Ну, в общем, Ник не врал. Он мог рассказывать кому угодно страшные истории про то, как когда-то в разборках всадил обидчику заточенную отвёртку "прямиком в почку" — я-то знала, что он всегда предпочитает действовать без шума и пыли, чего бы это не касалось: уличных разборок или завёртывания в цветную фольгу рождественских подарков. Ник просто дал клиенту тройную дозу героина и спокойно смотрел, как тот ловит свой последний кайф. Теперь он считал, что у меня получится не хуже. Апеллировать к тому, что я женщина, было тупо, потому что я давала фору любому мужчине.

Значит, очередь и впрямь была за мной.

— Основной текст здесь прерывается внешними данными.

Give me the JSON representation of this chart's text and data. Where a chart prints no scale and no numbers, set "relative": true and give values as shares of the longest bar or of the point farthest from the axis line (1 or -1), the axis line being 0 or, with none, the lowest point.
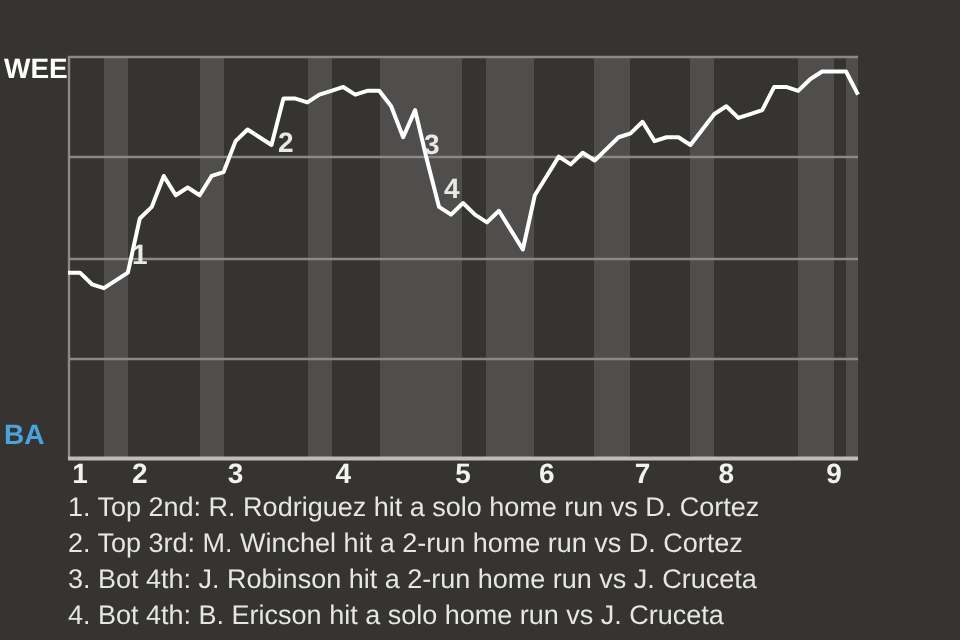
{
  "chart_data": {
    "type": "line",
    "relative": true,
    "grid": "y",
    "marker": "none",
    "categories": [
      null,
      "1",
      null,
      null,
      null,
      null,
      "2",
      null,
      null,
      null,
      null,
      null,
      null,
      null,
      "3",
      null,
      null,
      null,
      null,
      null,
      null,
      null,
      null,
      "4",
      null,
      null,
      null,
      null,
      null,
      null,
      null,
      null,
      null,
      "5",
      null,
      null,
      null,
      null,
      null,
      null,
      "6",
      null,
      null,
      null,
      null,
      null,
      null,
      null,
      "7",
      null,
      null,
      null,
      null,
      null,
      null,
      "8",
      null,
      null,
      null,
      null,
      null,
      null,
      null,
      null,
      "9",
      null,
      null
    ],
    "values": [
      0.48,
      0.48,
      0.45,
      0.44,
      0.46,
      0.48,
      0.62,
      0.65,
      0.73,
      0.68,
      0.7,
      0.68,
      0.73,
      0.74,
      0.82,
      0.85,
      0.83,
      0.81,
      0.93,
      0.93,
      0.92,
      0.94,
      0.95,
      0.96,
      0.94,
      0.95,
      0.95,
      0.91,
      0.83,
      0.9,
      0.77,
      0.65,
      0.63,
      0.66,
      0.63,
      0.61,
      0.64,
      0.59,
      0.54,
      0.68,
      0.73,
      0.78,
      0.76,
      0.79,
      0.77,
      0.8,
      0.83,
      0.84,
      0.87,
      0.82,
      0.83,
      0.83,
      0.81,
      0.85,
      0.89,
      0.91,
      0.88,
      0.89,
      0.9,
      0.96,
      0.96,
      0.95,
      0.98,
      1,
      1,
      1,
      0.94
    ],
    "color": "#ffffff",
    "annotations": [
      "WEE",
      "BA",
      "1",
      "2",
      "3",
      "4",
      "1. Top 2nd: R. Rodriguez hit a solo home run vs D. Cortez",
      "2. Top 3rd: M. Winchel hit a 2-run home run vs D. Cortez",
      "3. Bot 4th: J. Robinson hit a 2-run home run vs J. Cruceta",
      "4. Bot 4th: B. Ericson hit a solo home run vs J. Cruceta"
    ]
  }
}
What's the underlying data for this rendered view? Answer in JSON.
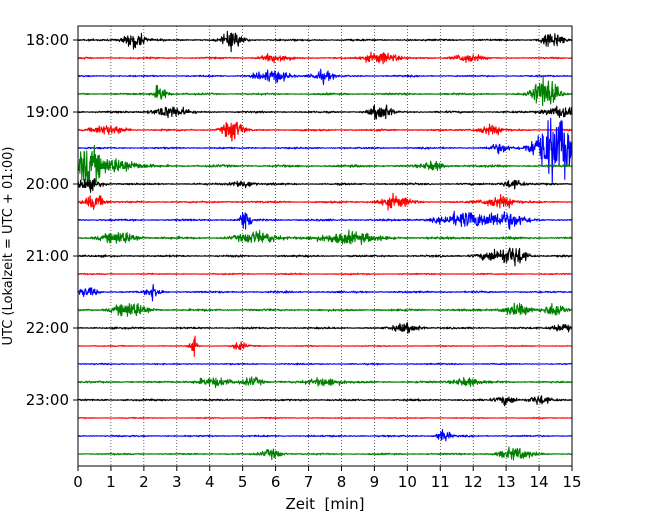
{
  "chart_data": {
    "type": "line",
    "subtype": "helicorder",
    "xlabel": "Zeit  [min]",
    "ylabel": "UTC (Lokalzeit = UTC + 01:00)",
    "xlim": [
      0,
      15
    ],
    "x_ticks": [
      0,
      1,
      2,
      3,
      4,
      5,
      6,
      7,
      8,
      9,
      10,
      11,
      12,
      13,
      14,
      15
    ],
    "x_tick_labels": [
      "0",
      "1",
      "2",
      "3",
      "4",
      "5",
      "6",
      "7",
      "8",
      "9",
      "10",
      "11",
      "12",
      "13",
      "14",
      "15"
    ],
    "y_tick_labels": [
      "18:00",
      "19:00",
      "20:00",
      "21:00",
      "22:00",
      "23:00"
    ],
    "y_tick_rows": [
      0,
      4,
      8,
      12,
      16,
      20
    ],
    "grid": "vertical dotted lines at each minute",
    "row_colors": [
      "#000000",
      "#ff0000",
      "#0000ff",
      "#008000"
    ],
    "traces": [
      {
        "start": "18:00",
        "noise": 0.7,
        "events": [
          [
            1.7,
            6,
            0.3
          ],
          [
            4.7,
            6,
            0.3
          ],
          [
            14.4,
            6,
            0.3
          ]
        ]
      },
      {
        "start": "18:15",
        "noise": 0.6,
        "events": [
          [
            6.0,
            3,
            0.4
          ],
          [
            9.2,
            4,
            0.5
          ],
          [
            11.8,
            3,
            0.4
          ]
        ]
      },
      {
        "start": "18:30",
        "noise": 0.6,
        "events": [
          [
            5.9,
            4,
            0.5
          ],
          [
            7.4,
            4,
            0.3
          ]
        ]
      },
      {
        "start": "18:45",
        "noise": 0.7,
        "events": [
          [
            2.5,
            6,
            0.2
          ],
          [
            14.1,
            4,
            0.3
          ],
          [
            14.2,
            8,
            0.4
          ]
        ]
      },
      {
        "start": "19:00",
        "noise": 0.7,
        "events": [
          [
            2.8,
            4,
            0.5
          ],
          [
            9.2,
            6,
            0.3
          ],
          [
            14.7,
            4,
            0.5
          ]
        ]
      },
      {
        "start": "19:15",
        "noise": 0.7,
        "events": [
          [
            4.7,
            7,
            0.3
          ],
          [
            0.9,
            3,
            0.5
          ],
          [
            12.5,
            3,
            0.4
          ]
        ]
      },
      {
        "start": "19:30",
        "noise": 0.6,
        "events": [
          [
            14.5,
            22,
            0.6
          ],
          [
            12.8,
            3,
            0.3
          ]
        ]
      },
      {
        "start": "19:45",
        "noise": 0.9,
        "events": [
          [
            0.3,
            12,
            0.4
          ],
          [
            1.2,
            5,
            0.6
          ],
          [
            10.8,
            3,
            0.3
          ]
        ]
      },
      {
        "start": "20:00",
        "noise": 0.7,
        "events": [
          [
            0.3,
            4,
            0.4
          ],
          [
            5.0,
            3,
            0.3
          ],
          [
            13.2,
            3,
            0.3
          ]
        ]
      },
      {
        "start": "20:15",
        "noise": 0.7,
        "events": [
          [
            0.5,
            5,
            0.3
          ],
          [
            9.6,
            4,
            0.5
          ],
          [
            12.8,
            4,
            0.5
          ]
        ]
      },
      {
        "start": "20:30",
        "noise": 0.7,
        "events": [
          [
            5.1,
            10,
            0.15
          ],
          [
            11.8,
            5,
            0.8
          ],
          [
            13.0,
            5,
            0.6
          ]
        ]
      },
      {
        "start": "20:45",
        "noise": 0.9,
        "events": [
          [
            1.3,
            4,
            0.5
          ],
          [
            5.5,
            4,
            0.6
          ],
          [
            8.2,
            4,
            0.8
          ]
        ]
      },
      {
        "start": "21:00",
        "noise": 0.7,
        "events": [
          [
            12.8,
            4,
            0.6
          ],
          [
            13.3,
            5,
            0.3
          ]
        ]
      },
      {
        "start": "21:15",
        "noise": 0.5,
        "events": []
      },
      {
        "start": "21:30",
        "noise": 0.7,
        "events": [
          [
            2.3,
            5,
            0.2
          ],
          [
            0.3,
            3,
            0.3
          ]
        ]
      },
      {
        "start": "21:45",
        "noise": 0.8,
        "events": [
          [
            1.6,
            5,
            0.5
          ],
          [
            13.3,
            4,
            0.4
          ],
          [
            14.5,
            5,
            0.3
          ]
        ]
      },
      {
        "start": "22:00",
        "noise": 0.7,
        "events": [
          [
            10.0,
            3,
            0.4
          ],
          [
            14.7,
            3,
            0.3
          ]
        ]
      },
      {
        "start": "22:15",
        "noise": 0.4,
        "events": [
          [
            3.5,
            7,
            0.1
          ],
          [
            4.9,
            3,
            0.2
          ]
        ]
      },
      {
        "start": "22:30",
        "noise": 0.5,
        "events": []
      },
      {
        "start": "22:45",
        "noise": 0.7,
        "events": [
          [
            4.1,
            3,
            0.5
          ],
          [
            5.3,
            3,
            0.3
          ],
          [
            7.5,
            3,
            0.5
          ],
          [
            11.8,
            3,
            0.4
          ]
        ]
      },
      {
        "start": "23:00",
        "noise": 0.7,
        "events": [
          [
            13.0,
            3,
            0.3
          ],
          [
            14.0,
            3,
            0.3
          ]
        ]
      },
      {
        "start": "23:15",
        "noise": 0.4,
        "events": []
      },
      {
        "start": "23:30",
        "noise": 0.6,
        "events": [
          [
            11.1,
            4,
            0.2
          ]
        ]
      },
      {
        "start": "23:45",
        "noise": 0.6,
        "events": [
          [
            5.9,
            3,
            0.3
          ],
          [
            13.3,
            4,
            0.5
          ]
        ]
      }
    ]
  }
}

Ник дал мне капсулу с каким-то ядом, а после всей приморочки-то и было, чтоб не лохануться, подсыпать это дерьмо тому, кому надо, и дальше наслаждаться зрелищем. Жаль, что до кучи нельзя было прихватить с собой попкорн или ещё что-нибудь такое.

— Ну, как впечатления? — спросил потом Ник.

— Никак, — ответила я.

— Это правильно, — как-то странно сказал он. — И должно быть никак. Какого хера тратить нервные клетки на того, кто уже сидит на облаках и болтает ногами? Никакого.

— Ну, почему? — спросила я. — Можно, например, посокрушаться о том, что я попаду в ад…

Я сказала это, и мы оба стали ржать, как ненормальные.

— Тогда ты будешь там вместе со мной, — еле выговорил Ник.

— Я сейчас просто описаюсь от счастья, — простонала я.

— Ну, тебе же не будет скучно, — это был весомый аргумент, ничего не скажешь.

— Думаю, ты успеешь достать меня уже тут, — уверенно сказала я.

Да уж, нас ждало что угодно — только не рай. Если мы вообще хотели забивать себе голову этой ерундой.

После первого раза был уже не первый — а потом даже далеко не первый, но всё это пока что было не докторшиного ума дело. Меня охватил какой-то нездоровый азарт. С одной стороны, мне было интересно ткнуть её, всю из себя такую чистенькую, носом в дерьмо, с которым она никогда не сталкивалась, и мстительно сказать: "А вот теперь понюхай-ка это, подруга". Мне хотелось, как голимому извращенцу, который поджидает поздних прохожих и демонстрирует им своё хозяйство, словить кайф от выражения её лица. Когда она прочтёт вот это — и будет знать, что это не одна из её умных книг, и не кино по телевизору, а нехилая часть жизни, которую она никогда не видела и теперь уже вряд ли увидит. Наверное, самое обидное было в том, что я тоже могла родиться в таком же городе с цветущими каштанами и флюгерами на крышах, и никто не виноват, что всё сложилось иначе. Сейчас я ожидала какой-то реакции на то, что было в письме. Какой — я и сама толком не знала, потому что меня всё ещё словно разрывало пополам, как будто меня тянули в разные стороны. А с другой стороны, я понимала, что на её месте только идиот не будет жалеть о том, что написал бабе, которая выглядит явно отмороженной на всю башку. Да ведь мне-то должно было быть безразлично, что подумает про меня какая-то полукровка, свалившаяся мне на голову словно из параллельного мира. Должно было быть, разве нет?! Но не было.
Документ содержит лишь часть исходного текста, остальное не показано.